Là où la chaîne finit par se poser (lentement)

La troisième phase de l’impact est celle qui se répercute sur les portefeuilles d’investissement ordinaires. C’est aussi la phase la plus lente. Les voyages plus longs et les coûts plus élevés entraînent une augmentation des prix aux raffineries européennes, et par conséquent, des prix de l’énergie et des biens au niveau du commerce de détail. C’est une conséquence réelle, mais elle ne se manifeste que après que les raffineurs et les commerçants de détail ont transmis ces coûts aux consommateurs – jamais avant l’ouverture des marchés. Pour un investisseur au niveau du commerce de détail, l’exposition à ces risques n’est pas directe ; il s’agit plutôt de l’impact de l’énergie déjà intégré dans un indice plus large, ainsi que de la contribution des coûts d’importation à l’inflation.

C’est la ligne de stop. La chaîne se poursuit uniquement si la couverture contre les risques de guerre pour le détroit de Bab el-Mandeb reste élevée, tant que les taux de prix des tankers restent stables et que la capacité des flottes ne peut pas rattraper cette situation.
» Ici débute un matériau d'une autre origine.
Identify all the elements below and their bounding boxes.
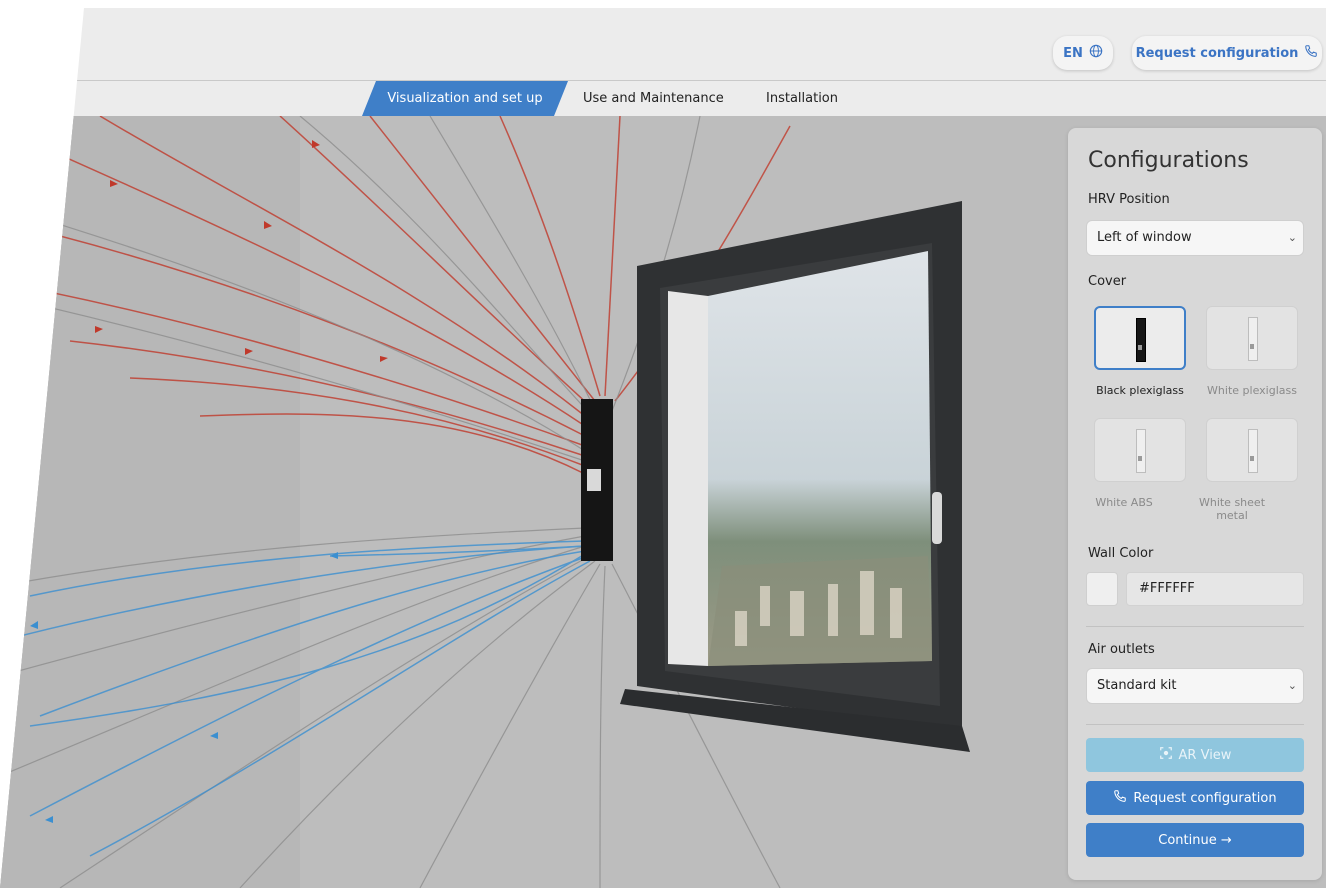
cover-option-label: Black plexiglass bbox=[1096, 384, 1184, 397]
divider bbox=[1086, 724, 1304, 725]
cover-option-white-plexiglass[interactable] bbox=[1206, 306, 1298, 370]
black-cover-thumbnail bbox=[1136, 318, 1146, 362]
phone-icon bbox=[1113, 789, 1127, 807]
ar-view-button[interactable]: AR View bbox=[1086, 738, 1304, 772]
cover-option-label: White sheet metal bbox=[1198, 496, 1266, 522]
request-configuration-button[interactable]: Request configuration bbox=[1086, 781, 1304, 815]
tab-visualization[interactable]: Visualization and set up bbox=[362, 81, 568, 116]
divider bbox=[1086, 626, 1304, 627]
language-selector[interactable]: EN bbox=[1053, 36, 1113, 70]
phone-icon bbox=[1304, 44, 1318, 62]
top-bar: EN Request configuration bbox=[0, 8, 1326, 81]
globe-icon bbox=[1089, 44, 1103, 62]
white-cover-thumbnail bbox=[1248, 317, 1258, 361]
language-code: EN bbox=[1063, 45, 1083, 61]
air-outlets-value: Standard kit bbox=[1097, 678, 1177, 693]
cover-option-black-plexiglass[interactable] bbox=[1094, 306, 1186, 370]
cover-option-white-abs[interactable] bbox=[1094, 418, 1186, 482]
request-configuration-label: Request configuration bbox=[1133, 790, 1277, 806]
hrv-position-label: HRV Position bbox=[1088, 192, 1170, 207]
continue-label: Continue → bbox=[1158, 832, 1232, 848]
wall-color-swatch[interactable] bbox=[1086, 572, 1118, 606]
cover-option-label: White ABS bbox=[1095, 496, 1153, 509]
tab-use-and-maintenance[interactable]: Use and Maintenance bbox=[583, 81, 724, 116]
configurations-panel: Configurations HRV Position Left of wind… bbox=[1068, 128, 1322, 880]
chevron-down-icon: ⌄ bbox=[1287, 679, 1297, 692]
air-outlets-label: Air outlets bbox=[1088, 642, 1155, 657]
hrv-position-value: Left of window bbox=[1097, 230, 1192, 245]
air-outlets-select[interactable]: Standard kit ⌄ bbox=[1086, 668, 1304, 704]
window bbox=[620, 201, 970, 752]
tab-bar: Visualization and set up Use and Mainten… bbox=[0, 81, 1326, 116]
wall-color-input[interactable]: #FFFFFF bbox=[1126, 572, 1304, 606]
hrv-unit bbox=[581, 399, 613, 561]
app-window: EN Request configuration Visualization a… bbox=[0, 0, 1326, 888]
cover-label: Cover bbox=[1088, 274, 1127, 289]
ar-icon bbox=[1159, 746, 1173, 764]
cover-option-white-sheet-metal[interactable] bbox=[1206, 418, 1298, 482]
white-cover-thumbnail bbox=[1136, 429, 1146, 473]
wall-color-label: Wall Color bbox=[1088, 546, 1154, 561]
cover-option-label: White plexiglass bbox=[1207, 384, 1297, 397]
white-cover-thumbnail bbox=[1248, 429, 1258, 473]
hrv-position-select[interactable]: Left of window ⌄ bbox=[1086, 220, 1304, 256]
continue-button[interactable]: Continue → bbox=[1086, 823, 1304, 857]
chevron-down-icon: ⌄ bbox=[1287, 231, 1297, 244]
tab-installation[interactable]: Installation bbox=[766, 81, 838, 116]
ar-view-label: AR View bbox=[1178, 747, 1232, 763]
request-configuration-header-button[interactable]: Request configuration bbox=[1132, 36, 1322, 70]
request-configuration-label: Request configuration bbox=[1135, 45, 1299, 61]
panel-title: Configurations bbox=[1088, 148, 1249, 173]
Elle s’arrête si le détroit devient stable, si les assurances trouvent un niveau viable pour les risques, ou si le trafic revient par le canal. De plus, si le coût du redirection devient trop élevé, la demande de marchandises elle-même diminue. La chute des prix de Perim est une véritable escalade qui rend la théorie du transport maritime d’une question actuelle… Mais le prix du titre qui profite de cela semble déjà réduire de beaucoup la réponse à cette question.

Dorian Shaw est un écrivain spécialisé dans les systèmes d’IA. Il trace l’impact d’une choc sur le marché à travers les entreprises, les bilans financiers et les portefeuilles d’investissements concernés.